Amateur astronomers can now detect 15pc more asteroids with NASA software

16 Mar 2015

The Big Dipper rising behind the Catalina Sky Survey 60in telescope. Image via Catalina Sky Survey, University of Arizona

Amateur astronomers will now be able to detect 15pc more asteroids after the release of new software developed from an algorithm as part of US space agency NASA’s Asteroid Grand Challenge.

Launched at South by Southwest (SXSW) in Austin, Texas, the NASA panel announced the release of the desktop software application developed by NASA in partnership with Planetary Resources, the company with grand plans to mine asteroids in the near-future.

This new application is based on an Asteroid Data Hunter-derived algorithm that analyses images for potential asteroids and is designed as a tool that can be used by amateur astronomers and citizen scientists to determine which objects are suitable for follow up, which leads to finding more asteroids than previously possible.
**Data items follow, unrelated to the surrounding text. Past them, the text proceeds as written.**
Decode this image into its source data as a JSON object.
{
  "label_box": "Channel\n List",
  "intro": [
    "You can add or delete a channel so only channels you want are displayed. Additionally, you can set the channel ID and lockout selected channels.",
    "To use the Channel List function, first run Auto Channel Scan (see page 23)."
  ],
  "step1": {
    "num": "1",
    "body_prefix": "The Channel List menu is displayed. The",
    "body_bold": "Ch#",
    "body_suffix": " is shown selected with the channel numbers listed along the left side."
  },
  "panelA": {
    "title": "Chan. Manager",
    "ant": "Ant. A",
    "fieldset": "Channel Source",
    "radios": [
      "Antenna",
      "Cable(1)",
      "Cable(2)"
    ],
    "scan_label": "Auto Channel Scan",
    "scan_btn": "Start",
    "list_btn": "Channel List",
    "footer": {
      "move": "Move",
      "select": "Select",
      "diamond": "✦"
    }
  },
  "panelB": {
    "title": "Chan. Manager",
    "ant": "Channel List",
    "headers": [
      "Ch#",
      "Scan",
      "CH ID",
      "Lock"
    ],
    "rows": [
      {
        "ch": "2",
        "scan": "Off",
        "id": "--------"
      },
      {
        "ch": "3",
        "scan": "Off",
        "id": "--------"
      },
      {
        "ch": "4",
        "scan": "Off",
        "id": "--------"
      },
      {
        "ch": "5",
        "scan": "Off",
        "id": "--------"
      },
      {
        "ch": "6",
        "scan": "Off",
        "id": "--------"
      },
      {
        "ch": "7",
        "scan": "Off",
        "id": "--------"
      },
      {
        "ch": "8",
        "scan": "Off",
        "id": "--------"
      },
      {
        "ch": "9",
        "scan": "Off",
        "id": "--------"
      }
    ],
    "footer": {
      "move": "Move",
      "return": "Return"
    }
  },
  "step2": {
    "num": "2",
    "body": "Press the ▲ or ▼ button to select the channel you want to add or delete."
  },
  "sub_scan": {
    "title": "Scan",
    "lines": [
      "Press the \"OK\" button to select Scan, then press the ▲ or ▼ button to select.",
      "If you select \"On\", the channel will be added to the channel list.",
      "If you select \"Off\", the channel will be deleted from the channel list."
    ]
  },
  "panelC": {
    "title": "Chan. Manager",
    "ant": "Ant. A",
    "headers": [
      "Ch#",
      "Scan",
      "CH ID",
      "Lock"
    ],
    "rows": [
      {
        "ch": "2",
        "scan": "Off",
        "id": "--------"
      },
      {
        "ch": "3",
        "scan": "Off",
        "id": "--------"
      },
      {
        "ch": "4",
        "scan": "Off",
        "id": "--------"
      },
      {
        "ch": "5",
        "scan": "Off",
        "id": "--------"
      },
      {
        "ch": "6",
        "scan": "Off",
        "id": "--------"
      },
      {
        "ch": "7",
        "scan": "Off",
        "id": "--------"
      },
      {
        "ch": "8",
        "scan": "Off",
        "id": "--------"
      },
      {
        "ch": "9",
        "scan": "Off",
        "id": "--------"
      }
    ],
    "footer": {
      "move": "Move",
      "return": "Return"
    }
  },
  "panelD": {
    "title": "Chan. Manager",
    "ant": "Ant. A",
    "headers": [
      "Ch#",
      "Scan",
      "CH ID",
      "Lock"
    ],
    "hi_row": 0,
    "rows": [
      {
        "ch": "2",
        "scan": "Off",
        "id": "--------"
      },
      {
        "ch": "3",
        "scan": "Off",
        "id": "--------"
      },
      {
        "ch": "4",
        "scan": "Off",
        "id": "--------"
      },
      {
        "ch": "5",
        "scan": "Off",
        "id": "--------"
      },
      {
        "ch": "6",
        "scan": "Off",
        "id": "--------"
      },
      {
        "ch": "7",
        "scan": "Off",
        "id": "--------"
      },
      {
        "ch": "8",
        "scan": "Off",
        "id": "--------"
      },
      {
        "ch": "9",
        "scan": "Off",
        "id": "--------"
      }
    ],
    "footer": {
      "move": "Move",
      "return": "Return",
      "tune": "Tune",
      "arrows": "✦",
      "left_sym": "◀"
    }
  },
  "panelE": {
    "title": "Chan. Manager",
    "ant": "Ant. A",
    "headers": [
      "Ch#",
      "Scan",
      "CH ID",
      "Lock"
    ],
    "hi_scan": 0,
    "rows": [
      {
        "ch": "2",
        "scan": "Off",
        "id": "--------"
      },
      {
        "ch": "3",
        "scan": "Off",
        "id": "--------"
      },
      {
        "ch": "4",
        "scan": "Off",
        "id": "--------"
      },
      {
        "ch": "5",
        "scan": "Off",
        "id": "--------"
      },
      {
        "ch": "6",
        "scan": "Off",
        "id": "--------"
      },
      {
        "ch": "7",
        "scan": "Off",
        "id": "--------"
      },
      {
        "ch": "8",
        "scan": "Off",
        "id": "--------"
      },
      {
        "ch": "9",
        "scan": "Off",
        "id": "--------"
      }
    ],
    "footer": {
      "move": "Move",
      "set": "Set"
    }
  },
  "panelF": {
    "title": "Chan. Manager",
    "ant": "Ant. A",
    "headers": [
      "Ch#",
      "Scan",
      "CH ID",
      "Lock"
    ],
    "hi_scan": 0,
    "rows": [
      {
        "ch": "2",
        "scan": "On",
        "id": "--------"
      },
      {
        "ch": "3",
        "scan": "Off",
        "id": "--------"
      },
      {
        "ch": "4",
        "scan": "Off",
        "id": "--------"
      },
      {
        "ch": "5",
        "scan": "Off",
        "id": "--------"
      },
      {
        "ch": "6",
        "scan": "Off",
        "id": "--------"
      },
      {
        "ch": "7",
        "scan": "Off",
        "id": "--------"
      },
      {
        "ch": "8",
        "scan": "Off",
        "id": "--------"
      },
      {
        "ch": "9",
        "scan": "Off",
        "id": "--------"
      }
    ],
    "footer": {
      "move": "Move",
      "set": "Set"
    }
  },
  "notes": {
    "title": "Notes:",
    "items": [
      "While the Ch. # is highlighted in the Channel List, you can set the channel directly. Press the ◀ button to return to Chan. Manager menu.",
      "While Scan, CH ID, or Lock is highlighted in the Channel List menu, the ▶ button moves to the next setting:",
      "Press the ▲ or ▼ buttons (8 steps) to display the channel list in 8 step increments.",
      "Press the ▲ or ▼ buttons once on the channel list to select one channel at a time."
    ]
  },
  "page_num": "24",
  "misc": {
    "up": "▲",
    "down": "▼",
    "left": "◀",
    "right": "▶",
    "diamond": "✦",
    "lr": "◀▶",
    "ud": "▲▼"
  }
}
The software is accessed through a desktop application that will allow any Mac or PC user to upload their images from their own telescopes and will make it much easier to detect asteroids located in the asteroid belt located in our solar system between Mars and Jupiter.

Keeping a track on the asteroids within our solar system is not just a leisurely pursuit for stargazers however, as it plays an important part in finding what path these asteroids are taking and whether they could one day enter a trajectory that could put our whole planet in danger.

And yet, given that the software was created with the help of Planetary Resources, it could also be used for the identification of asteroids that could be mined for precious minerals.